Because Kennedy didn’t have owners that understood that that one last race might mean the difference between a second career full of cross country schools and trail rides and a slippery slope.
They kept going. They kept running.
It didn’t matter than he was almost 9. Or that he had won almost $500,000. It didn’t matter that his almost 18hh frame defied gravity and his soundness was variable. He kept running.
And I know what this sounds like. I write constantly of my love for this industry, and of the good people within it. But in Kennedy’s case, parts of the industry failed him. And I admit that.
And the only way I can write this story, and still support the industry that I love, is because other parts of this industry saved him. That helped him.

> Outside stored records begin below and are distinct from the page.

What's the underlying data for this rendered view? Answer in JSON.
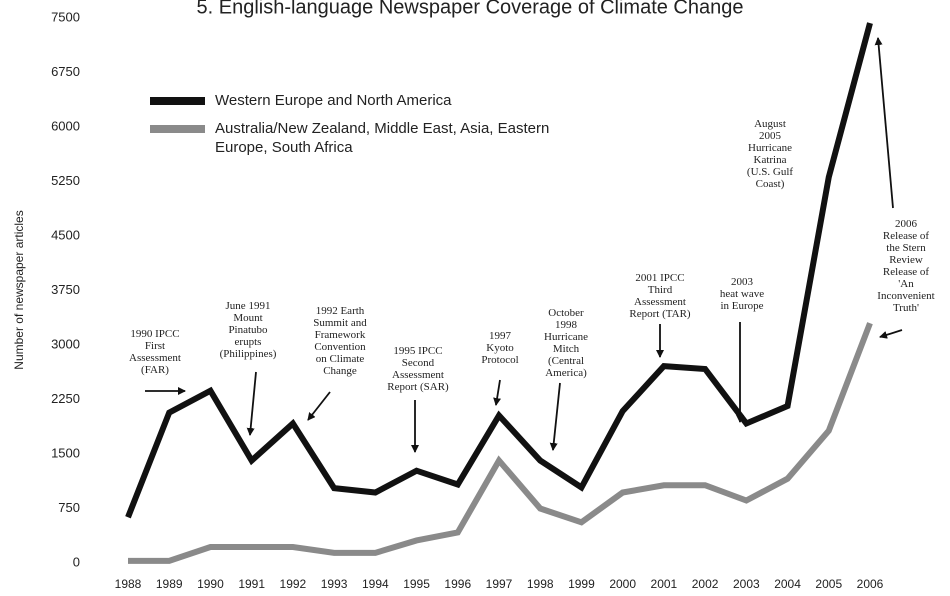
{
  "chart_data": {
    "type": "line",
    "title": "5. English-language Newspaper Coverage of Climate Change",
    "y_label": "Number of newspaper articles",
    "x": [
      1988,
      1989,
      1990,
      1991,
      1992,
      1993,
      1994,
      1995,
      1996,
      1997,
      1998,
      1999,
      2000,
      2001,
      2002,
      2003,
      2004,
      2005,
      2006
    ],
    "xlim": [
      1988,
      2006
    ],
    "xticks": [
      1988,
      1989,
      1990,
      1991,
      1992,
      1993,
      1994,
      1995,
      1996,
      1997,
      1998,
      1999,
      2000,
      2001,
      2002,
      2003,
      2004,
      2005,
      2006
    ],
    "ylim": [
      0,
      7500
    ],
    "yticks": [
      0,
      750,
      1500,
      2250,
      3000,
      3750,
      4500,
      5250,
      6000,
      6750,
      7500
    ],
    "grid": false,
    "legend": "upper left",
    "series": [
      {
        "name": "Western Europe and North America",
        "color": "#111111",
        "values": [
          630,
          2070,
          2370,
          1410,
          1920,
          1030,
          970,
          1270,
          1080,
          2030,
          1410,
          1040,
          2090,
          2710,
          2670,
          1920,
          2160,
          5310,
          7430
        ]
      },
      {
        "name": "Australia/New Zealand, Middle East, Asia, Eastern Europe, South Africa",
        "color": "#8a8a8a",
        "values": [
          30,
          30,
          220,
          220,
          220,
          140,
          140,
          310,
          420,
          1410,
          750,
          560,
          970,
          1070,
          1070,
          860,
          1160,
          1820,
          3300
        ]
      }
    ],
    "annotations": [
      "1990 IPCC\nFirst\nAssessment\n(FAR)",
      "June 1991\nMount\nPinatubo\nerupts\n(Philippines)",
      "1992 Earth\nSummit and\nFramework\nConvention\non Climate\nChange",
      "1995 IPCC\nSecond\nAssessment\nReport (SAR)",
      "1997\nKyoto\nProtocol",
      "October\n1998\nHurricane\nMitch\n(Central\nAmerica)",
      "2001 IPCC\nThird\nAssessment\nReport (TAR)",
      "2003\nheat wave\nin Europe",
      "August\n2005\nHurricane\nKatrina\n(U.S. Gulf\nCoast)",
      "2006\nRelease of\nthe Stern\nReview\nRelease of\n'An Inconvenient\nTruth'"
    ]
  }
}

That did the right thing.
Because of people like Drew Nardiello (Kennedy’s breeder), Kennedy got a second chance.
Because of Drew, Kennedy had a home for almost 18 months while his feet grew strong and his belly grew soft.
Because of Drew, Kennedy had a safe spot and a commitment to a good life.

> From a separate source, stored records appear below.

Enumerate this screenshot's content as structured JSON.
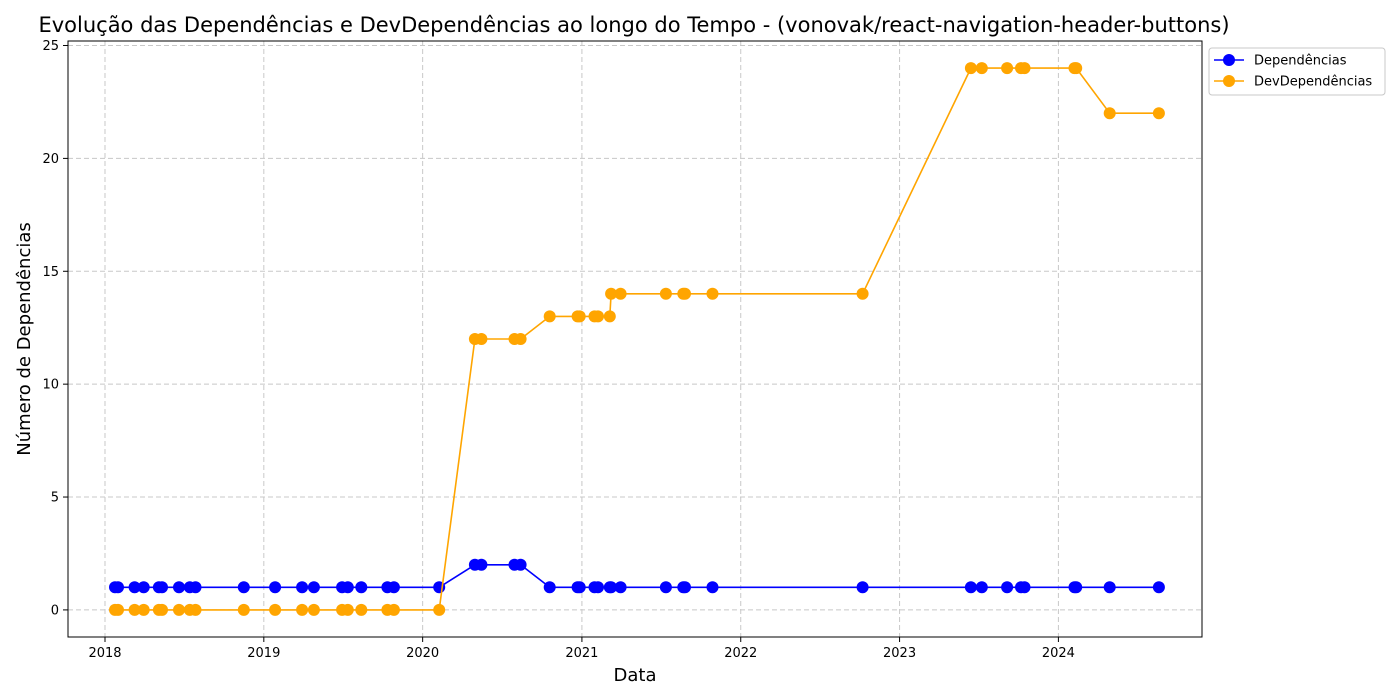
{
  "chart_data": {
    "type": "line",
    "title": "Evolução das Dependências e DevDependências ao longo do Tempo - (vonovak/react-navigation-header-buttons)",
    "xlabel": "Data",
    "ylabel": "Número de Dependências",
    "x_ticks": [
      "2018",
      "2019",
      "2020",
      "2021",
      "2022",
      "2023",
      "2024"
    ],
    "y_ticks": [
      "0",
      "5",
      "10",
      "15",
      "20",
      "25"
    ],
    "xlim": [
      "2017-10-08",
      "2024-11-26"
    ],
    "ylim": [
      -1.2,
      25.2
    ],
    "grid": true,
    "legend_position": "outside-top-right",
    "series": [
      {
        "name": "Dependências",
        "color": "#0000ff",
        "points": [
          [
            "2018-01-24",
            1
          ],
          [
            "2018-01-31",
            1
          ],
          [
            "2018-03-10",
            1
          ],
          [
            "2018-03-31",
            1
          ],
          [
            "2018-05-05",
            1
          ],
          [
            "2018-05-12",
            1
          ],
          [
            "2018-06-20",
            1
          ],
          [
            "2018-07-15",
            1
          ],
          [
            "2018-07-28",
            1
          ],
          [
            "2018-11-16",
            1
          ],
          [
            "2019-01-27",
            1
          ],
          [
            "2019-03-30",
            1
          ],
          [
            "2019-04-26",
            1
          ],
          [
            "2019-06-30",
            1
          ],
          [
            "2019-07-13",
            1
          ],
          [
            "2019-08-13",
            1
          ],
          [
            "2019-10-12",
            1
          ],
          [
            "2019-10-27",
            1
          ],
          [
            "2020-02-08",
            1
          ],
          [
            "2020-04-30",
            2
          ],
          [
            "2020-05-15",
            2
          ],
          [
            "2020-07-30",
            2
          ],
          [
            "2020-08-13",
            2
          ],
          [
            "2020-10-19",
            1
          ],
          [
            "2020-12-22",
            1
          ],
          [
            "2020-12-27",
            1
          ],
          [
            "2021-01-30",
            1
          ],
          [
            "2021-02-07",
            1
          ],
          [
            "2021-03-06",
            1
          ],
          [
            "2021-03-09",
            1
          ],
          [
            "2021-03-31",
            1
          ],
          [
            "2021-07-13",
            1
          ],
          [
            "2021-08-22",
            1
          ],
          [
            "2021-08-26",
            1
          ],
          [
            "2021-10-28",
            1
          ],
          [
            "2022-10-08",
            1
          ],
          [
            "2023-06-14",
            1
          ],
          [
            "2023-07-09",
            1
          ],
          [
            "2023-09-05",
            1
          ],
          [
            "2023-10-07",
            1
          ],
          [
            "2023-10-15",
            1
          ],
          [
            "2024-02-07",
            1
          ],
          [
            "2024-02-11",
            1
          ],
          [
            "2024-04-28",
            1
          ],
          [
            "2024-08-19",
            1
          ]
        ]
      },
      {
        "name": "DevDependências",
        "color": "#ffa500",
        "points": [
          [
            "2018-01-24",
            0
          ],
          [
            "2018-01-31",
            0
          ],
          [
            "2018-03-10",
            0
          ],
          [
            "2018-03-31",
            0
          ],
          [
            "2018-05-05",
            0
          ],
          [
            "2018-05-12",
            0
          ],
          [
            "2018-06-20",
            0
          ],
          [
            "2018-07-15",
            0
          ],
          [
            "2018-07-28",
            0
          ],
          [
            "2018-11-16",
            0
          ],
          [
            "2019-01-27",
            0
          ],
          [
            "2019-03-30",
            0
          ],
          [
            "2019-04-26",
            0
          ],
          [
            "2019-06-30",
            0
          ],
          [
            "2019-07-13",
            0
          ],
          [
            "2019-08-13",
            0
          ],
          [
            "2019-10-12",
            0
          ],
          [
            "2019-10-27",
            0
          ],
          [
            "2020-02-08",
            0
          ],
          [
            "2020-04-30",
            12
          ],
          [
            "2020-05-15",
            12
          ],
          [
            "2020-07-30",
            12
          ],
          [
            "2020-08-13",
            12
          ],
          [
            "2020-10-19",
            13
          ],
          [
            "2020-12-22",
            13
          ],
          [
            "2020-12-27",
            13
          ],
          [
            "2021-01-30",
            13
          ],
          [
            "2021-02-07",
            13
          ],
          [
            "2021-03-06",
            13
          ],
          [
            "2021-03-09",
            14
          ],
          [
            "2021-03-31",
            14
          ],
          [
            "2021-07-13",
            14
          ],
          [
            "2021-08-22",
            14
          ],
          [
            "2021-08-26",
            14
          ],
          [
            "2021-10-28",
            14
          ],
          [
            "2022-10-08",
            14
          ],
          [
            "2023-06-14",
            24
          ],
          [
            "2023-07-09",
            24
          ],
          [
            "2023-09-05",
            24
          ],
          [
            "2023-10-07",
            24
          ],
          [
            "2023-10-15",
            24
          ],
          [
            "2024-02-07",
            24
          ],
          [
            "2024-02-11",
            24
          ],
          [
            "2024-04-28",
            22
          ],
          [
            "2024-08-19",
            22
          ]
        ]
      }
    ]
  }
}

And then because of Jeff Larsen, Kennedy found a transition team.
Because of Jeff, a 10 year old horse who hadn’t been sat on in almost 2 years wasn’t overlooked.
Because of Jeff, a horse was taken in without question, simply because a girl beseeched it upon him to trust her.
And that’s where I came in.
Because I was that girl. And I had made a promise to Kennedy almost a decade ago that I would uphold.
I promised to this horse that I would never give up fighting for him. Never give up believing in him.
And that took us on quite the journey. A graded stakes win at Aqueduct. A demonstration at the Retired Racehorses Thoroughbred Makeover. A few trips around the schooling jumper rings.
And today? Today Kennedy – or as we affectionately call him The Elephant – competed in his first Beginner Novice event. And not only did he complete it, but he finished in 2nd place–conquering each of our goals in the three ring circus.
And I left the show with the biggest smile this world has ever seen, and choking back some tears as I called my mom.
This horse owes nothing to me, and therefore every day that I even get to pet him is a prize. Every day that I can wrap my arms around him is a victory-a goal that for years I was unsure of.
And for this team of dedicated horsemen, this team of upstanding citizens, to take on this horse and cherish him as I do is incredible.
For him to reward us back by rising to the occasion each time that we put a new obstacle in front of him is just the icing on the cake of this long and wonderful journey.
At the age of 3, Kennedy broke his maiden by 9 lengths. At the age of 6, he won the G3 Excelsior Stakes at Aqueduct. At age 9, we told him that his racing days were over and that his new life was waiting.
It could be anything he wanted it, or needed it to be.
And today, at the age of 11, he chose eventer.
The Elephant came into the Big Top and showed us that he might be done racing, but he’s definitely not done trying. And so for now, we’ll continue down this journey for as long as he wants.
Because happiness, and getting to experience that happiness with a horse you would turn the tide for, is all that matters.